As opposed to eight-hour live streams the events will not take longer than a football game with some matches only taking 30-40 minutes. There will be shot clocks and digitized cards to speed up the action and make it more fun to watch.
There will be a format that has the goal to reduce variance. Players will play standing up to give them the freedom to show more body language, to put more physical pressure on opponents.
On the marketing side, with standing players, both front and back can be used to the maximum for sponsors, which is almost impossible in the regular, sitting format.
There will be two hosts plus a team of experts commenting on the events before, during and after – similar to the broadcasting format of football, basketball or other big sports events.
PokerListings: Why would anybody want to pay to see a live poker event when there's so much of it available online and on TV?

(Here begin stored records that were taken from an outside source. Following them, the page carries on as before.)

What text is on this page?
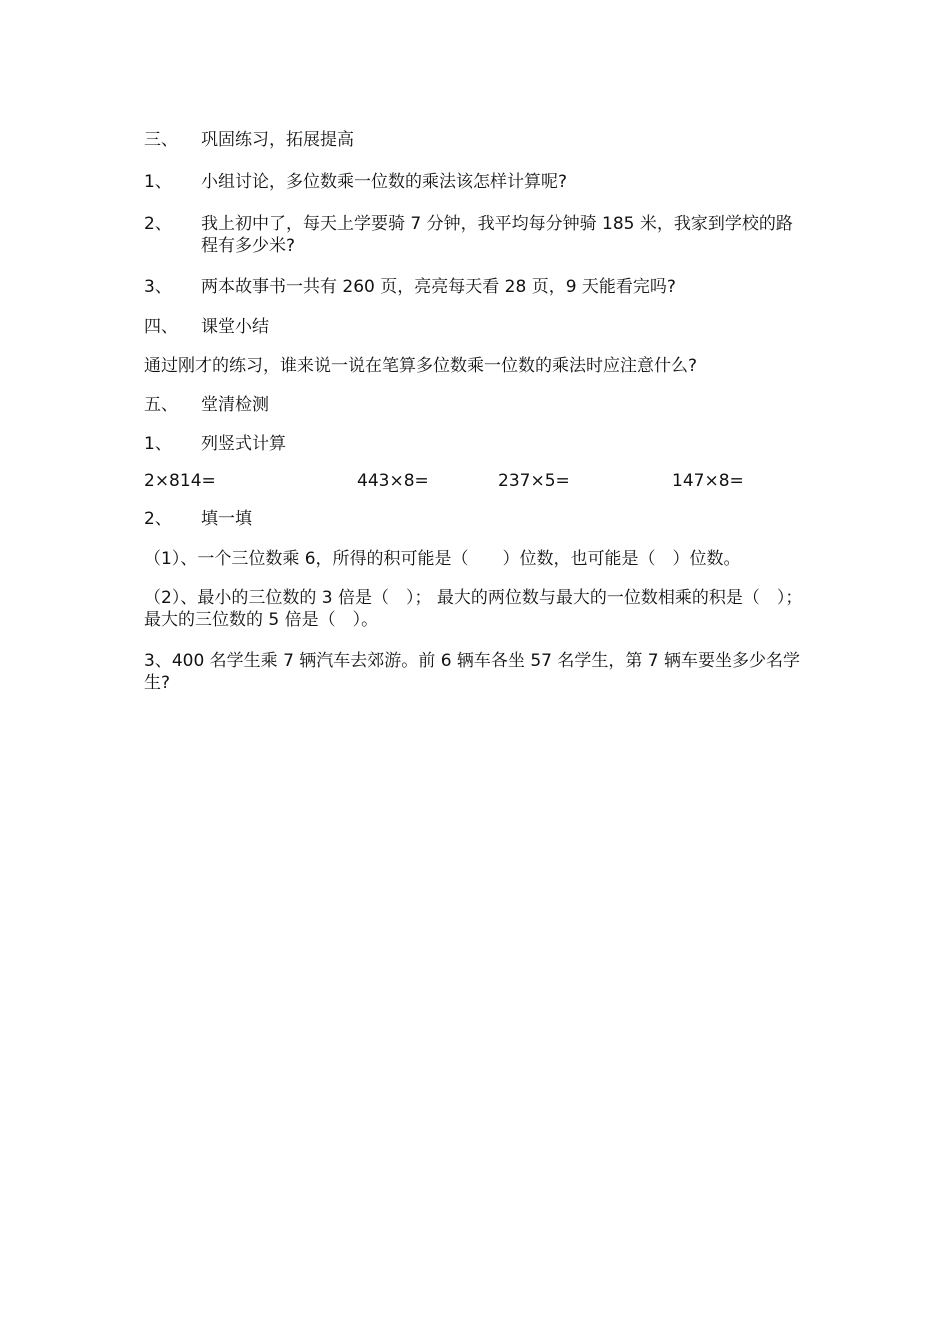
三、 巩固练习，拓展提高
1、 小组讨论，多位数乘一位数的乘法该怎样计算呢?
2、	我上初中了，每天上学要骑 7 分钟，我平均每分钟骑 185 米，我家到学校的路程有多少米?
3、 两本故事书一共有 260 页，亮亮每天看 28 页，9 天能看完吗?
四、 课堂小结
通过刚才的练习，谁来说一说在笔算多位数乘一位数的乘法时应注意什么?
五、 堂清检测
1、 列竖式计算
2×814=	443×8=	237×5=	147×8=
2、 填一填
（1）、一个三位数乘 6，所得的积可能是（　　）位数，也可能是（　）位数。
（2）、最小的三位数的 3 倍是（　）； 最大的两位数与最大的一位数相乘的积是（　）； 最大的三位数的 5 倍是（　）。
3、400 名学生乘 7 辆汽车去郊游。前 6 辆车各坐 57 名学生，第 7 辆车要坐多少名学生?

Alex Dreyfus: For the same reason people go and watch concerts or go to the cinema. The GPL is not just about poker anymore it’s about the show and the experience.
Today you can download movies for free but people still go to the cinema because it’s a different experience. You can download music but people still go to concerts, because the experience is unique.
The GPL is a product that is much more than live streaming. It’s the whole entertainment package you know from other sports. Nobody would pay to go and watch any of the big live poker tournaments there are today because it would be boring. These are made for the players.
The GPL is made for the fans. According to a survey by Sports and Entertainment Consultants Repucom 30% of the players would be willing to pay to watch the GPL- 1% would probably be enough to sustain it.
GPL Benchmark Data:
-- Teams will have five or six players.
-- At least three of the players will be drafted according to their GPI ranking.
-- First season will probably see 12 teams from three continents with the idea to expand in every season afterwards.
-- Teams will represent the following cities: Las Vegas, Los Angeles, New York, San Francisco, Sao Paolo and Toronto for the Americas; Barcelona, Hong Kong, London, -- Moscow, Paris and Prague for Europe and Asia.
-- GPI’s mother company Media Rex Sports & Entertainment (MSE) has raised $4.9 million to get the GPL rolling in 2016.
-- Financing will be done through sponsorship. The sponsorship money will also be used to pay the players.
-- There will be online, studio and live events.
-- Cards in the live events will be digitized to speed up play. Chips will still be real but there won’t be money awarded -- just points.
-- The main feature of the GPL is going to be “The Cube,” a transparent, soundproof box 6 meters long and weighing 11 tons.